GKRS has proven to be an effective therapeutic modality for the treatment of smaller solitary and multiple brain metastases because of its reduced invasiveness and its ability to target surgically inaccessible lesions and achieve local tumor control²¹⁾. Furthermore, although there have been no direct randomized clinical comparisons of GKRS with other surgical-radiation protocols, the results we obtained in our current patients with GKRS were similar or superior to those obtained using other methods^11,2228). Some earlier studies have reported the utility of GKRS for the treatment of brain metastases from gynecologic cancers (Table 3)^{3,1619,2124,2632,34)}. The median survival time after GKRS for patients with a brain metastasis from a gynecologic cancer ranged from 5-13 months in those studies, which is similar to the median survival time of 9.5 months in our current patients. These data collectively confirm the utility of GKRS as a treatment modality for a brain metastasis from a gynecologic cancer. Additionally, Corn et al.^9), have reported that GKRS produced more frequent complete radiographic responses in brain metastases from ovarian cancer (40% vs. 29%) and higher 2-year survival rates (60% vs. 15%) compared with WBRT. Therefore, novel procedures like GKRS have been employed in an attempt to improve survival.

However, the follow-up period after GKRS remains relatively short, and the number of patients who have undergone this procedure is still low. Understanding the prognostic indicators for GKRS for the gynecologic cancers is therefore important. Previous studies have reported that an improved performance status, single brain metastasis, and the absence of extracranial disease are associated with improved outcomes for patients with brain metastasis from gynecologic malignancies²³⁾. With regards to endometrial cancer, three factors-high tumor grade, advanced stage of disease, and the presence of lymphovascular invasion-have been reported to be correlated with the future development of a brain metastasis²¹⁾. In our present analysis, an older age (≥40 years), elevated KPS score (≥80), low RPA class (class 1), and small number of treated lesions (<4) were found to be associated with improved survival outcomes in our patients with brain metastasis from a gynecologic cancer. In particular, we found that older patients may have better survival because younger patients with a brain metastasis appear have a more aggressive primary cancer. Although cancer type is generally an important factor influencing overall survival^14,23), we found no statistical differences between the different gynecologic cancer types in our current study, perhaps because the number of patients in our series was insufficient. We speculate therefore that the differences in survival between different primary cancers after GKRS are due to variations in the clinical course of the primary disease.

MRI was used for routine follow-up in our series. However, when the interpretation between radiation necrosis and tumor recurrence was difficult on the MRI scan, a methionine PET scan was used to differentiate tumor recurrence from radiation necrosis. Methionine PET proved to be an effective method to discriminate a tumor recurrence from radiation necrosis^20), but defined cut-off values remain to be determined and vary among previous studies. Further research is needed to utilize methionine PET as an efficient tool for differentiation. When a follow-up image showed a local recurrence or distant metastases, an additional GKRS was considered as part of the treatment for our patients. In our present study cohort, eight patients received repeated GKRS treatments due to a local recurrence, distant recurrence, or both. None of our current study patients developed a radiation-induced morbidity.

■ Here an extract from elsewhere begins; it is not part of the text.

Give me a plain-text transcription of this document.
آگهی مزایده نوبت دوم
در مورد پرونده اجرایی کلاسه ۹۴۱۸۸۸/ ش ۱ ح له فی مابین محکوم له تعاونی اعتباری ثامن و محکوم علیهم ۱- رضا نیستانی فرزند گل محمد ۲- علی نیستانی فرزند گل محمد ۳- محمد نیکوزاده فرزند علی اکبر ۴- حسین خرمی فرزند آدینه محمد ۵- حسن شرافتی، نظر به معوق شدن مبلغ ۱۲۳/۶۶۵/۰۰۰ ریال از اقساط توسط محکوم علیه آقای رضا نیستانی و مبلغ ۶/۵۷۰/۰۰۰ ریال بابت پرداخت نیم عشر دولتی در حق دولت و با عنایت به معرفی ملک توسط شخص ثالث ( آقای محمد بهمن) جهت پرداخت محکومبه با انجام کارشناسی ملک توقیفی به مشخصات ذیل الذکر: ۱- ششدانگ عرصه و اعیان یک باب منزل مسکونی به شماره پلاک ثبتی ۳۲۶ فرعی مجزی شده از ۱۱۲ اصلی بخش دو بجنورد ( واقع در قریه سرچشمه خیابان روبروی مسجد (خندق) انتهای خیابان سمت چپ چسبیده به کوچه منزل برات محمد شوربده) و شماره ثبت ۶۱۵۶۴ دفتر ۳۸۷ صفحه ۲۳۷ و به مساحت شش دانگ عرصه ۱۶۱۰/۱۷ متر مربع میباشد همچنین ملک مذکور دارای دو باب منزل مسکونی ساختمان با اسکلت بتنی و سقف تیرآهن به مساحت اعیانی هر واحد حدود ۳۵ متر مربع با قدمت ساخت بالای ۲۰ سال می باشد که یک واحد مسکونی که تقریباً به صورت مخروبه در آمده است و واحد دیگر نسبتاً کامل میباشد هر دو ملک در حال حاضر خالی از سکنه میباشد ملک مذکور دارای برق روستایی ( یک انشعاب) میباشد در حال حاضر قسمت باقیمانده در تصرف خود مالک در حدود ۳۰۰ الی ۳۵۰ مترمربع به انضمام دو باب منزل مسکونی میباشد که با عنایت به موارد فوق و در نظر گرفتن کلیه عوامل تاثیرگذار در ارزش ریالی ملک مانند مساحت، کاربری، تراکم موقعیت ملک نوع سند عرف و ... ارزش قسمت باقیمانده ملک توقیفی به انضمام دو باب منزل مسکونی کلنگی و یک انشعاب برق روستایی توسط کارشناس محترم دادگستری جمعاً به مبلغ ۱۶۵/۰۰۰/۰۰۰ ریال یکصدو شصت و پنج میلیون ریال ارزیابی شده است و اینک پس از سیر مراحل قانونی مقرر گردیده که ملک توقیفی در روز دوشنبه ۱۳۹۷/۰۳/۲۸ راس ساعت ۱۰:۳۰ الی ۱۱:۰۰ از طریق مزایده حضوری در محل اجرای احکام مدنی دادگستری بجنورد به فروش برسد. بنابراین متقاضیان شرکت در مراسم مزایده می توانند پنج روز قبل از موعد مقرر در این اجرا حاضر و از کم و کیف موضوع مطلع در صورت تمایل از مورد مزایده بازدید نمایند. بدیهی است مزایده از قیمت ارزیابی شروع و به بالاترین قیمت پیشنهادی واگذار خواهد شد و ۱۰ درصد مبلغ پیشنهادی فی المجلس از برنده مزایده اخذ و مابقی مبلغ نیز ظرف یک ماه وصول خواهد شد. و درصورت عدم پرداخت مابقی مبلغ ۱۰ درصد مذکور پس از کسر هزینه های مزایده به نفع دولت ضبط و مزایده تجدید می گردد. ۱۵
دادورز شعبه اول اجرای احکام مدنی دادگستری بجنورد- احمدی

The major limitations of this study included its retrospective nature and the relatively small number of patients we examined. An uncharacterized chemotherapy regimen and heterogeneity of systemic conditions were also potential limitations of our analysis. However, our findings indicate that GKRS is a good choice of treatment for a metastatic brain tumor from a gynecologic cancer, and our findings warrant further verification.